If a malicious operator crafted a smart contract that went into an infinite loop, each loop would consume some gas and have an infinite cost to the user. Therefore there is a gas limit on every transaction, at which point the EVM would abort the execution of this contract if hit but still charge the malicious transaction the full fee.

Blocks

Eventually, transactions get batched together and put into blocks by miners. Every transaction that occurs changes the state of Ethereum and occupies a small amount of space in a block, contributing to both the state size and block size.

Full node size over time

Another factor to consider when thinking of blocks is the uncle rate. Uncle blocks are an entire article on their own but in very short, if two blocks are found simultaneously by miners, they race across the network to see which propagates first. The “winner” gets the main block with a 2 ETH reward and the loser gets an uncle block with a smaller reward. Due to optimizations in the Geth and Parity clients recently, uncle rates have fallen and are steady around 7%.

Uncle count over time

In order to keep state size and uncle rates in check, Ethereum has the concept of a block gas limit. Since every transaction has an associated total gas consumed, this limit determines how much computation can be done on the Ethereum network per block.

Block gas limit over time

A recap on the above:

Fee Market

Now that we understand the key concepts around transactions and blocks, it’s time to discuss the Ethereum gas market. Since we have a limit on how much computation can be done per block, we have a cap on the “supply” available for Ethereum transactions a day. This means that a market is created by those on the demand side to get their transactions included in blocks.

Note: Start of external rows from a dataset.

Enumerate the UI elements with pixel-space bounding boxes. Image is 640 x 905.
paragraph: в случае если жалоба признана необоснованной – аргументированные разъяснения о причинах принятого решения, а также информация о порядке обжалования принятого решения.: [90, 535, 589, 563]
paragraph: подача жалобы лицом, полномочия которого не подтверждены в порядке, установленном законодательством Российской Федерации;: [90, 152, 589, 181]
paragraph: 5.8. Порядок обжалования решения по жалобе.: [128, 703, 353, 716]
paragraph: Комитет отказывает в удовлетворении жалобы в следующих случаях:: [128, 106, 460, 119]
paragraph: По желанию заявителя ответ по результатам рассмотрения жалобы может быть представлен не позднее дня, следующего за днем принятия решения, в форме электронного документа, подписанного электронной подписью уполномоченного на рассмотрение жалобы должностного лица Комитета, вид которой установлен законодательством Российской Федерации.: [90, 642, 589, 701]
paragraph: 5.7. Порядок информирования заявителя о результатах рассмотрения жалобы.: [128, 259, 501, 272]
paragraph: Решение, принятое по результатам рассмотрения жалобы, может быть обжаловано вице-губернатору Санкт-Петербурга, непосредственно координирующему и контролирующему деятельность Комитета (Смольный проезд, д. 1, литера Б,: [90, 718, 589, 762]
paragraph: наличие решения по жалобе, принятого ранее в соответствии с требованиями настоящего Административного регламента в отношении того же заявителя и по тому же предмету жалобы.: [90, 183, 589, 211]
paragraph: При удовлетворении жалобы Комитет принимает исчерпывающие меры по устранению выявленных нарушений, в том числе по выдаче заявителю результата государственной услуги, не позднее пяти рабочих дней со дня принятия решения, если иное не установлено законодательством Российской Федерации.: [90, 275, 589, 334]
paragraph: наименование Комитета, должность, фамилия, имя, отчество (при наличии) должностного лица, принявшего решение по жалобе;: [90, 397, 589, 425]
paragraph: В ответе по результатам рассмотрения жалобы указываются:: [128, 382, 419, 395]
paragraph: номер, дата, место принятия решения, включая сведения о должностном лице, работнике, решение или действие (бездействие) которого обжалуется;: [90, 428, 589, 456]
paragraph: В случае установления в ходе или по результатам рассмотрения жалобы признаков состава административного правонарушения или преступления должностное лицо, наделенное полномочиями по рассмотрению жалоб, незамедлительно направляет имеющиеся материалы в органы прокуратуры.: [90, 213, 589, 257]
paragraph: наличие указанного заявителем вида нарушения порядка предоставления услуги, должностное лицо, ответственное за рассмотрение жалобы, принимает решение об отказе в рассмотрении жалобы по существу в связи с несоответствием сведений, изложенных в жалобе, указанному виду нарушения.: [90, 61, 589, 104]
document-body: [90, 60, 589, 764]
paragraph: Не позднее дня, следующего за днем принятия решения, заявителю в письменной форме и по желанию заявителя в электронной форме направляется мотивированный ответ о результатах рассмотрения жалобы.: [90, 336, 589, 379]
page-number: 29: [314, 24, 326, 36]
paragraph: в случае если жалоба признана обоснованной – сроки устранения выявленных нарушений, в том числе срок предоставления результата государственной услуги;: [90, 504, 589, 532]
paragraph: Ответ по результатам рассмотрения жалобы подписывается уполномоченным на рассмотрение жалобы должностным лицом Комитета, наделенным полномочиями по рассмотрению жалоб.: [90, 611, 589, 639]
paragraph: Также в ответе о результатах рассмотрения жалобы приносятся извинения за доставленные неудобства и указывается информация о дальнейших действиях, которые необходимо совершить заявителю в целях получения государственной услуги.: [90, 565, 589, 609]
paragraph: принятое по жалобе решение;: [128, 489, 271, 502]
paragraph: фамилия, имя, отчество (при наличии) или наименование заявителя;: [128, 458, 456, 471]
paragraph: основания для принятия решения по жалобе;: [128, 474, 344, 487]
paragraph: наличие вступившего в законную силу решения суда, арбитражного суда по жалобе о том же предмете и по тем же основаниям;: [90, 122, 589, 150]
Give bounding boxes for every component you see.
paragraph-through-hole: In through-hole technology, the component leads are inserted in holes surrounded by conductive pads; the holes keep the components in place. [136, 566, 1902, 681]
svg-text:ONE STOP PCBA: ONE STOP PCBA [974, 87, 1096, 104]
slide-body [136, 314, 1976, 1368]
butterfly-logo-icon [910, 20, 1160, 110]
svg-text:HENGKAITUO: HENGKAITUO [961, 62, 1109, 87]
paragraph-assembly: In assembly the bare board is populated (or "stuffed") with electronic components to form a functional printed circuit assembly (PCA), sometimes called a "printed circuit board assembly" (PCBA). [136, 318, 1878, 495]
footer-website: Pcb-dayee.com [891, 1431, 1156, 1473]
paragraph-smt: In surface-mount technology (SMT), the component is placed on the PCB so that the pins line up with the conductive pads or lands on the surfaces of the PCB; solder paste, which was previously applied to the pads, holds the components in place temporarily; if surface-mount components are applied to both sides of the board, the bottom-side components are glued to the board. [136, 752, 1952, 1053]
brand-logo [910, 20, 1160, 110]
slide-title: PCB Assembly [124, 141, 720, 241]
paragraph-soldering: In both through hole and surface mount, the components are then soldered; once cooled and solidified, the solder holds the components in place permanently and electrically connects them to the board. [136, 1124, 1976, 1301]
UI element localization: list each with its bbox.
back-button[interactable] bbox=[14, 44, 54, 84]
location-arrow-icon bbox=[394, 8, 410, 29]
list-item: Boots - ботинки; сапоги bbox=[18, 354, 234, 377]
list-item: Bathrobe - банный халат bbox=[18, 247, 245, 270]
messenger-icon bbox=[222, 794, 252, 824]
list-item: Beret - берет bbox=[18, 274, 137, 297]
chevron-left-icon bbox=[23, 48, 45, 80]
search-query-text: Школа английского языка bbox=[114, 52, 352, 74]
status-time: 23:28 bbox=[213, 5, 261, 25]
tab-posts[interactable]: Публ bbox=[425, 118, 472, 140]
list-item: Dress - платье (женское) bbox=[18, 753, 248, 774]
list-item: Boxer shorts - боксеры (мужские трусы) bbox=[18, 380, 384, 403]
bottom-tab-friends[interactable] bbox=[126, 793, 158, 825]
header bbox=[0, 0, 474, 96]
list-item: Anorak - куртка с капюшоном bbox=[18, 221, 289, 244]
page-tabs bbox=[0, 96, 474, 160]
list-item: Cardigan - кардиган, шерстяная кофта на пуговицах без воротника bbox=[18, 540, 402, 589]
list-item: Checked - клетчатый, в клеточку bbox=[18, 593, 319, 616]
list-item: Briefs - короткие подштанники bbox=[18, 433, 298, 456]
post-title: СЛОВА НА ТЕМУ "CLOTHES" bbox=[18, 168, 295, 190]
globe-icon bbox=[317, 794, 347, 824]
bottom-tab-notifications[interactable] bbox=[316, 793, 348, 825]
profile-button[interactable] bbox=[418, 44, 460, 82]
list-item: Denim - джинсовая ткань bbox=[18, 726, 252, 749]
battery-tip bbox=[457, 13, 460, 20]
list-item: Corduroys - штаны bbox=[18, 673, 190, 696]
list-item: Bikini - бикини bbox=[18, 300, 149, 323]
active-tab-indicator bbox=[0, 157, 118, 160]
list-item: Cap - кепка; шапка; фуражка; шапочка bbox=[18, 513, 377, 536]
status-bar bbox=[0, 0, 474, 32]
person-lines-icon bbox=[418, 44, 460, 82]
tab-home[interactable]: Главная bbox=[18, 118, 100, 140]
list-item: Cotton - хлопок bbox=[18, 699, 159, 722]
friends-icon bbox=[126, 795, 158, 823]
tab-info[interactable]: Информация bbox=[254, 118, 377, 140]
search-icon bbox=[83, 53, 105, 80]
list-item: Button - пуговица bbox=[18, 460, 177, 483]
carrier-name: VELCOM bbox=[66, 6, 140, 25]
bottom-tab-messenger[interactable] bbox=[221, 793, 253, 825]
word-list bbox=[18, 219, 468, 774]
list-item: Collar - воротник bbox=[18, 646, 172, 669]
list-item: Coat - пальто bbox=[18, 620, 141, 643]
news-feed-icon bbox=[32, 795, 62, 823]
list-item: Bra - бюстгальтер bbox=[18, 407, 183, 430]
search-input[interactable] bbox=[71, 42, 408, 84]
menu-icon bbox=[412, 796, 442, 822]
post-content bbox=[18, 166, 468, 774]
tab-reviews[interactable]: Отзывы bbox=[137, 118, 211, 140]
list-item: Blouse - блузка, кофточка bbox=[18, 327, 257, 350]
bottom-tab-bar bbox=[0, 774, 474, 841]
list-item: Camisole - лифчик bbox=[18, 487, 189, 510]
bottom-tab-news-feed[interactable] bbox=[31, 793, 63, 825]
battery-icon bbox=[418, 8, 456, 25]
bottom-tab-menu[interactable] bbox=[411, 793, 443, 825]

At this point, users determine how much they are willing to pay per unit of gas (gas price). This will fluctuate depending on the current demand of the network and there are plans to overhaul the current system through EIP-1559. Due to the gas block limit, the fee market almost always determines what order transactions are mined because miners looking to profit will select the transactions with the highest fees.

Recent Trends

After sitting at a block gas limit of 8,000,000 for over a year, miners on Ethereum have recently voted it up to 10,000,000, giving the network 25% more capacity. What’s interesting about this is that so far the block size has not followed it up. One explanation relates to what was discussed earlier in that every opcode in the EVM has an associated gas cost for complexity. A more complex transaction can cost more to execute but that does not mean it costs more to store in a block.

Correlation between block size and gas limit

Transactions per day is not the best way to measure usage of the Ethereum network. The proper metric would be total gas spent per day. Over time, as usage of smart contracts have become more popular, the gas/tx on the network has gone up. So while transaction counts are not at an all time high, gas used is.

Gas used over time

Hopefully this primer has helped in your understanding of how the Ethereum network functions.